# Swimming in cherries!



## Oregon1986 (Apr 25, 2017)

I have cherries coming out the wazoo! Anyone else enjoying your early summer harvests? I'm thinking cherry turnovers tonight for the kids


----------



## crehberg (Mar 16, 2008)

Ugh...I can't stand cherries...for some reason they make me queesy..

Picked the first watermelon of the season Saturday....good chilled watermelon with a little salt....mmmmm.


----------



## Oregon1986 (Apr 25, 2017)

crehberg said:


> Ugh...I can't stand cherries...for some reason they make me queesy..
> 
> Picked the first watermelon of the season Saturday....good chilled watermelon with a little salt....mmmmm.

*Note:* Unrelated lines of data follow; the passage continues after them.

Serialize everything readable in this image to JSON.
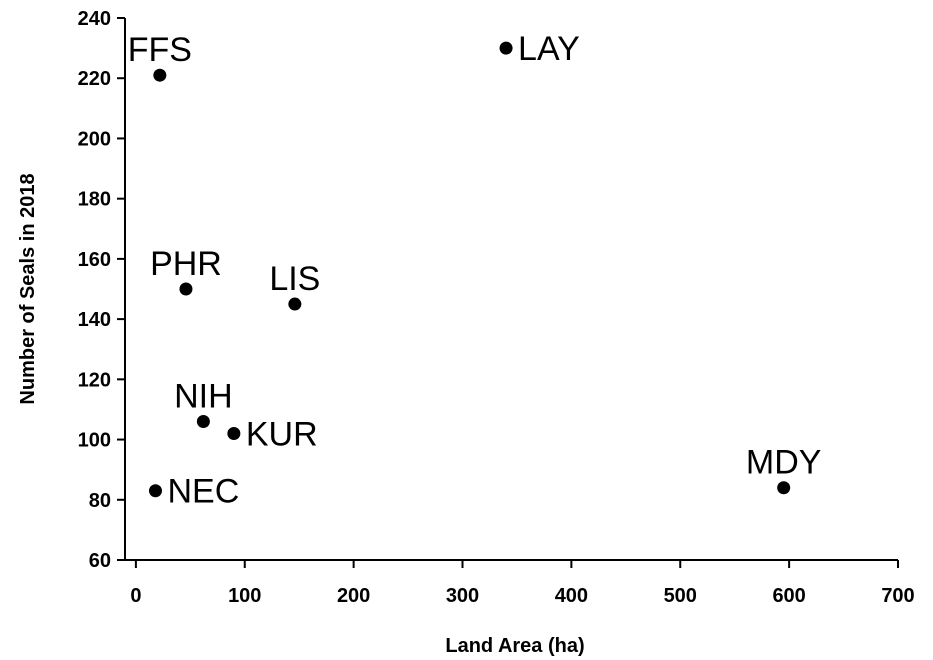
{
  "chart_data": {
    "type": "scatter",
    "title": "",
    "xlabel": "Land Area (ha)",
    "ylabel": "Number of Seals in 2018",
    "xlim": [
      -10,
      700
    ],
    "ylim": [
      60,
      240
    ],
    "xticks": [
      0,
      100,
      200,
      300,
      400,
      500,
      600,
      700
    ],
    "yticks": [
      60,
      80,
      100,
      120,
      140,
      160,
      180,
      200,
      220,
      240
    ],
    "grid": false,
    "legend": "none",
    "marker_color": "#000000",
    "points": [
      {
        "label": "FFS",
        "x": 22,
        "y": 221,
        "label_pos": "above"
      },
      {
        "label": "LAY",
        "x": 340,
        "y": 230,
        "label_pos": "right"
      },
      {
        "label": "PHR",
        "x": 46,
        "y": 150,
        "label_pos": "above"
      },
      {
        "label": "LIS",
        "x": 146,
        "y": 145,
        "label_pos": "above"
      },
      {
        "label": "NIH",
        "x": 62,
        "y": 106,
        "label_pos": "above"
      },
      {
        "label": "KUR",
        "x": 90,
        "y": 102,
        "label_pos": "right"
      },
      {
        "label": "NEC",
        "x": 18,
        "y": 83,
        "label_pos": "right"
      },
      {
        "label": "MDY",
        "x": 595,
        "y": 84,
        "label_pos": "above"
      }
    ]
  }
}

Hard to beat fresh watermelon with salt! Weird how cherries make you feel sick. I've ate my share of cherries and then some,lol. I am getting most excited for my pumpkin plants


----------



## Bret (Oct 3, 2003)

Pretty. Sweet or tart?


----------



## Oregon1986 (Apr 25, 2017)

Bret said:


> Pretty. Sweet or tart?


Sweet,best plucked straight off tree


----------



## HDRider (Jul 21, 2011)

Lovely. I love cherries.


----------



## Oregon1986 (Apr 25, 2017)

HDRider said:


> Lovely. I love cherries.


Apperently you have to be careful how much you let your 4 year old eat


----------



## Forcast (Apr 15, 2014)

Heard we are suppose to eat 40 cherries a day!


----------



## shawnlee (Apr 13, 2010)

Wine and pie !


----------



## IndyDave (Jul 17, 2017)

Does swimming in cherries make you turn colors?


----------



## Evons hubby (Oct 3, 2005)

I love a cherry pie!


----------



## AmericanStand (Jul 29, 2014)

And I was just thinking of cherry wine ....


----------



## MichaelZ (May 21, 2013)

Cherries help you sleep. I have some on oatmeal when I wake up in the middle of the night. I can then fall back asleep better.


----------



## GTX63 (Dec 13, 2016)

Used to sit under the tree and eat them on the spot.

Sell your surplus to American Stand. He is ripe for gouging.


----------



## AmericanStand (Jul 29, 2014)

Not yet I still haven’t found that cherry wine but after a few bottles.......


----------



## Oregon1986 (Apr 25, 2017)

Forcast said:


> Heard we are suppose to eat 40 cherries a day!


Well score,i've def accomplished that this week


----------



## Oregon1986 (Apr 25, 2017)

IndyDave said:


> Does swimming in cherries make you turn colors?


sure does,i look like a bright red bing cherry


----------



## Oregon1986 (Apr 25, 2017)

MichaelZ said:


> Cherries help you sleep. I have some on oatmeal when I wake up in the middle of the night. I can then fall back asleep better.


Interesting, I did not know they could help you sleep. I'm going to have to try that, I have not been sleeping. Wedding has me stressed out!


----------



## AmericanStand (Jul 29, 2014)

Don’t worry no matter what happens at the end of the day you will be married


----------



## Wyobuckaroo (Dec 30, 2011)

Oregon1986 said:


> Apperently you have to be careful how much you let your 4 year old eat


I'm the same way.... If I eat too many an unexpected sneeze or cough can be dangerous.... If you know what I mean... 

Sweet cherries won't do well this far north. We have a lot of sour, pie cherries and use them for many things.
We just got our first bag of cherries today at the grocery. They are US cherries, the lower province ones will be a little later. 

I take the time to pit them and Sweetie bulk cans them so we can use them later for other things.


----------



## Oregon1986 (Apr 25, 2017)

Wyobuckaroo said:


> I'm the same way.... If I eat too many an unexpected sneeze or cough can be dangerous.... If you know what I mean...
> 
> Sweet cherries won't do well this far north. We have a lot of sour, pie cherries and use them for many things.
> We just got our first bag of cherries today at the grocery. They are US cherries, the lower province ones will be a little later.
> ...


lol that made me laugh


----------



## bamabear44 (Jan 30, 2018)

Oregon1986 said:


> I have cherries coming out the wazoo! Anyone else enjoying your early summer harvests? I'm thinking cherry turnovers tonight for the kids


I love cherrys! I buy them and eat them. I like cherry jam... but found out the sugar content was high, I am a diabetic and had to stop getting them...


----------